A posse do presidente Jair Bolsonaro teve os primeiros reflexos positivos na economia brasileira na última quarta-feira (2). O Ibovespa, principal índice acionário do país, subiu 3,56% e fechou no recorde de 91.012 pontos. O recorde anterior havia sido de 89.820 pontos. O volume financeiro foi de R$ 17,3 bilhões, acima da média diária de 2018.

O mercado de câmbio brasileiro também destoou do exterior. O dólar caiu 1,70% e fechou cotado a R$ 3,8110, no menor patamar desde o final de novembro. Lembrando que, em dezembro, o Banco Central precisou intervir no mercado para suavizar a disparada da moeda. Agora, de uma cesta de 24 divisas emergentes, o real foi a que mais se valorizou ante o dólar. 

Para o economista Fernando Galvão, há, no entanto, uma tendência de manter o dólar em cerca de R$ 3,80, o que é bom para o exportador, mas pesa para o importador. "Essa previsão é do mercado financeiro, divulgada no Boletim Focus, do Banco Central, e significa uma desvalorização do real. É bom para o exportador, que vai faturar R$ 3,80 para cada dólar produzido, mas é ruim para o importador, que vai comprar mais caro. Isso vai dos aparelhos eletrônicos ao trigo, por exemplo.
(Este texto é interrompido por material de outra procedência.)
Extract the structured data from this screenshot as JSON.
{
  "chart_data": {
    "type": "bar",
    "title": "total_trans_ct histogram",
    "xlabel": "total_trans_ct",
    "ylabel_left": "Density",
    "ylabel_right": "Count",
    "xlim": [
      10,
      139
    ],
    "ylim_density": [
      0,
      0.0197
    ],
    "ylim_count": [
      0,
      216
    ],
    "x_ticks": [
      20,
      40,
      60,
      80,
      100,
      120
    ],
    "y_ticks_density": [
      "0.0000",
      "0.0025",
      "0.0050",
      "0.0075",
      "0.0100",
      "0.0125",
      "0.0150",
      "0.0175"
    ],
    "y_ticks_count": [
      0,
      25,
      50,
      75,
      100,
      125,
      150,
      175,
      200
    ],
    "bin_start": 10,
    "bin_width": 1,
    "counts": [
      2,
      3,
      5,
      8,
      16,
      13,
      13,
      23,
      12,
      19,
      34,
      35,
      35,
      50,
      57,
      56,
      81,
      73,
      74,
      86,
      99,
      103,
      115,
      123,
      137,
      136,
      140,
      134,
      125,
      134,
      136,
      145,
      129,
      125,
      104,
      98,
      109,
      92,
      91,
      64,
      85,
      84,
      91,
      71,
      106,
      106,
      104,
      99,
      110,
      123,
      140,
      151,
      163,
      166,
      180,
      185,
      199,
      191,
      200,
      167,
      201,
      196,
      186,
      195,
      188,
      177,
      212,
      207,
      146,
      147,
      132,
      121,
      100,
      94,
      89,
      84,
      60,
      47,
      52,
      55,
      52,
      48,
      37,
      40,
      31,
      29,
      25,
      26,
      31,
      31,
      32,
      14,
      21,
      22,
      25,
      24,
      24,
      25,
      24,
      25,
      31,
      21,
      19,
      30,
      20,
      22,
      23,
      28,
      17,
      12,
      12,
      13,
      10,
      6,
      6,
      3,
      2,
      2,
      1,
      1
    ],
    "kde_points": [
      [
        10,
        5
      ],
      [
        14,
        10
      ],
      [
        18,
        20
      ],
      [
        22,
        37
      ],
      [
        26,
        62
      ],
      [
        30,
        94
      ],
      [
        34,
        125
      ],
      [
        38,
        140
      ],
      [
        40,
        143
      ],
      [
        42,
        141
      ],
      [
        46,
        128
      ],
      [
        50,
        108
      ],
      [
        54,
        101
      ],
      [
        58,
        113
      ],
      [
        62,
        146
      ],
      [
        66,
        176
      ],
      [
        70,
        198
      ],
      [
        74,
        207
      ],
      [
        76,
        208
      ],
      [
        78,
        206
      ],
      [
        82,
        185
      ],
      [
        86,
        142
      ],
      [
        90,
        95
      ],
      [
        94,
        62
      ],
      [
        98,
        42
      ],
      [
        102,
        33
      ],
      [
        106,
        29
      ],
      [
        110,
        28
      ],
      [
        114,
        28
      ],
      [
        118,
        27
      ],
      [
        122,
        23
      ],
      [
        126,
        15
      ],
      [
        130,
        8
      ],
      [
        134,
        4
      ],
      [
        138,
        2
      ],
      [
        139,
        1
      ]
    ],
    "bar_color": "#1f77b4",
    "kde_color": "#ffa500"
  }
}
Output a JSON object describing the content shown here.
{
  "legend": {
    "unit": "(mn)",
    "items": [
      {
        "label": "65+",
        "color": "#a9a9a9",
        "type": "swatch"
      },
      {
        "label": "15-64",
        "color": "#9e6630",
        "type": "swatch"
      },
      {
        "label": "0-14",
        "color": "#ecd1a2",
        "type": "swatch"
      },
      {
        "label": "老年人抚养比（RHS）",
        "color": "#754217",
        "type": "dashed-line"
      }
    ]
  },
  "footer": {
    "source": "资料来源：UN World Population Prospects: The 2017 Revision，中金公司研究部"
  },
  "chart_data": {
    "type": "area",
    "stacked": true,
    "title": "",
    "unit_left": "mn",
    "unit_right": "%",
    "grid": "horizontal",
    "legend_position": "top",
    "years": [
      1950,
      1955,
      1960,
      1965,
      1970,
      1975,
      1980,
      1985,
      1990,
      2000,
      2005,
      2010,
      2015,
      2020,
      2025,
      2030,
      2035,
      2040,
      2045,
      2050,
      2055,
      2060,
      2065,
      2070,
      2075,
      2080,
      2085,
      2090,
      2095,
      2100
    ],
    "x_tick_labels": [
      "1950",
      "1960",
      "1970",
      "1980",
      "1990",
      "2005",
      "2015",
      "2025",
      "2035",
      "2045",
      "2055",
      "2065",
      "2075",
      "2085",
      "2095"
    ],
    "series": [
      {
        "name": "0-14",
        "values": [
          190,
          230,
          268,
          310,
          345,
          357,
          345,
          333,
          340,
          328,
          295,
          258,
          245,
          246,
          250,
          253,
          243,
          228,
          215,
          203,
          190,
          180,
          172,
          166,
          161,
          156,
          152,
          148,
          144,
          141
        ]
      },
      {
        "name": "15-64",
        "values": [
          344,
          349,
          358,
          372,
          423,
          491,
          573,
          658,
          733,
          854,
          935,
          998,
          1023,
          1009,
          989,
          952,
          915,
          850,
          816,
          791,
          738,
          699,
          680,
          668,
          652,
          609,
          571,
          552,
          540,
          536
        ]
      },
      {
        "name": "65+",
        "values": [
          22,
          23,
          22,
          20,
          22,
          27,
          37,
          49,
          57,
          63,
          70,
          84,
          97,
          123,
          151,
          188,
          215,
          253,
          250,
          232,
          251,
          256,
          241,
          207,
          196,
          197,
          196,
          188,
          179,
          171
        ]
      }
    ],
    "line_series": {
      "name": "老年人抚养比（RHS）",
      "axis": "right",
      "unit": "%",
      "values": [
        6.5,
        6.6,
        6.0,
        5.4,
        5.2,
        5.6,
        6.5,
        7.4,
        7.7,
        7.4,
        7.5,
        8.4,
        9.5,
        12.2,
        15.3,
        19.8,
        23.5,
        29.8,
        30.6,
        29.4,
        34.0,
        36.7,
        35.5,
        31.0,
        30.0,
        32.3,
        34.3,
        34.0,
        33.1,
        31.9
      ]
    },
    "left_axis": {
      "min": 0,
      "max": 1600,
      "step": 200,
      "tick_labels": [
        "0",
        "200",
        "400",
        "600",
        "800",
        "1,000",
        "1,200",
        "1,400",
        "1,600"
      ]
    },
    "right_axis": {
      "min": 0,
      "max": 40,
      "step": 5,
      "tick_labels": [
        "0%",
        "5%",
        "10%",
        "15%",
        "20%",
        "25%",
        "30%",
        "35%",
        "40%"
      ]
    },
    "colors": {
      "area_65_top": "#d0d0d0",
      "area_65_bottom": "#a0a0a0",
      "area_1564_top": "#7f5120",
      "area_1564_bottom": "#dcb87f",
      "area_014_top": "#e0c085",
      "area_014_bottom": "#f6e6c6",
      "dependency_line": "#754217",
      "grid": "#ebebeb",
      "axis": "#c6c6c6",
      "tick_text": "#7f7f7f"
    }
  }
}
Mas aqui, mesmo quando o trigo fica mais barato, pode-se manter o preço alto porque temos poucos pontos de produção", explica.

Com relação aos empregos, o economista avalia que o país já atingiu o "fundo do poço" e que a tendência é melhorar. "O pior foi em 2015 e 2016. Agora a tendência é melhorar, mas a preocupação é que a recuperação tem sido a mais longa da história do Brasil, o ritmo está muito lento", pondera. Quanto à inflação, Galvão destaca que a previsão é que ela se mantenha abaixo do centro da meta, que é de 4,5% em 2019. "Deve ficar entre 4,01% e 4,03%".